Cuál de estos sería tu caso:

  1. Lleváis saliendo unos meses
  2. Acabáis de conoceros
  3. Sois amigos con derecho a roce
  4. Es tu amor platónico

–No entiendo la D –digo–. Es tu amor platónico, ¿y vas a hacerlo platónicamente? Además, eso de lleváis saliendo meses… pues podrían ser semanas.

–No, porque si fuera semanas sería la B.

–La B es para el típico rollo de una noche.

–Pues no sé de qué te quejas, porque las dos tendríamos que elegir la D.

Nos miramos y soltamos una carcajada.

–Pues vaya mierda, tía –un mechón caoba se me escapa de detrás de la oreja y vuelvo a colocármelo–, paso de seguir.

–Pero ¿no quieres saber la respuesta?

–Sí, ya te la digo yo: lo tienes crudo.

Connie se ríe, mira con deseo el trozo de magdalena que me ha sobrado y se lo doy. Para comer tanto no está todo lo rellena que uno esperaría, pero sí mal proporcionada: pechos pequeños, cintura estrecha y ancha de caderas para abajo. Yo creo que podría sacarse partido si quisiera, pero nunca se arregla el pelo ni se depila y, si no fuéramos de uniforme, sus vestidos de vuelo por debajo de la rodilla estilo casa de la pradera no la ayudarían para nada. Es como si se hubiera quedado congelada en el cuerpo de aquella preadolescente que llegó al instituto con once años y que etiquetaron como «la fea» después del comentario de Alec: «Pues sí que es fea la nueva».

–Lee el horóscopo, a ver si tenemos más suerte.

–Vale. –Pasa las páginas hasta que lo encuentra–. Capricornio. Salud.

–No, dime el amor –la interrumpo, dándole mucha más importancia de la que realmente tiene.

–¡Anda! –Me dedica una sonrisa que me muestra casi cada bracket y saborea el momento añadiendo «vas a tener suerte» con la voz más aguda.

–Suéltalo ya.

–El chico de tus sueños puede darte una sorpresa pronto. Eres muy exigente en el amor, pon un poco de tu parte para que funcione.

Resoplo.

–Y ¡ahora el mío! Cáncer. Venus te aportará la confianza necesaria para que demuestres lo que vales. Deshazte de la vergüenza. Y ¿ya está? –dice, mirándome con incredulidad.

–Lo de Venus es una mierda, tía. Cuando dice lo de Venus y lo típico de la luna es que no se cumplirá ni de coña –contesto con una amplia sonrisa. No me gusta nada mi sonrisa porque se me ven demasiado los dientes frontales.

–Pero ¡si no dice nada que se tenga que cumplir! No dice que vaya a conocer a nadie. Yo creo que se han dejado algo, esto no tiene sentido. –Lanza la revista al banco, despechada.

Antes de que pueda contestar, Carol se acerca con su séquito lameculos y Connie la recupera rápidamente para enrollarla y guardarla debajo de la chaqueta, avergonzada por que la vean leyéndola.

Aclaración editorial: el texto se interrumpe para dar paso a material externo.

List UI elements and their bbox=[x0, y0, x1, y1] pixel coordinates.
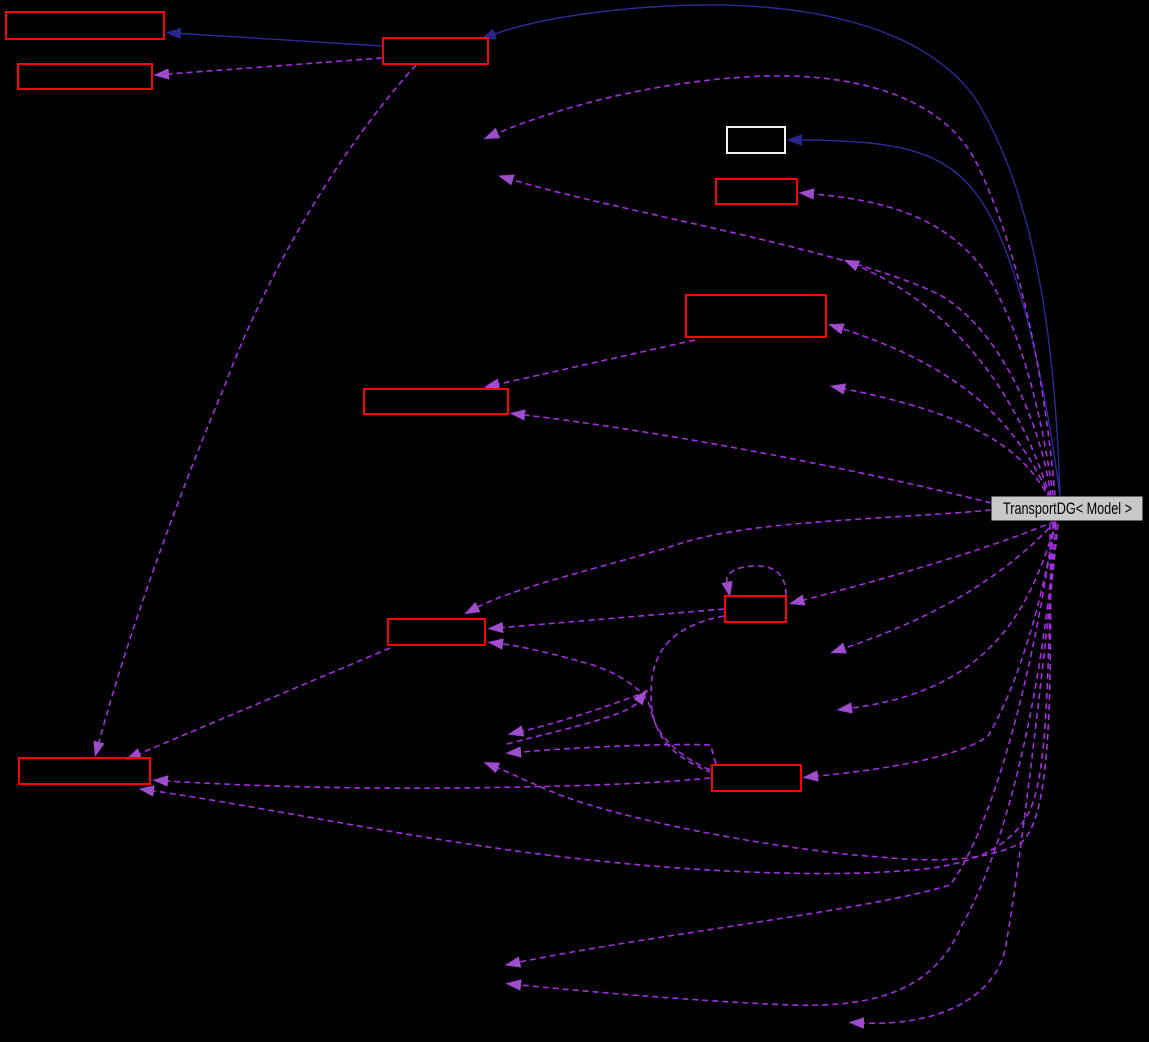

–¿Qué has estado diciendo de Carol por ahí? –prorrumpe Erika, arrugando la nariz como si estuviera tratando con un bicho asqueroso. ¿Me habla a mí? No sé a qué se refiere.

Carol me observa con rabia. De verdad piensa que le he hecho algo. ¿Qué puede hacerle una abeja común a una reina?

–No he dicho nada de Carol –contesto, enfrentando su mirada con temblor en el cuerpo.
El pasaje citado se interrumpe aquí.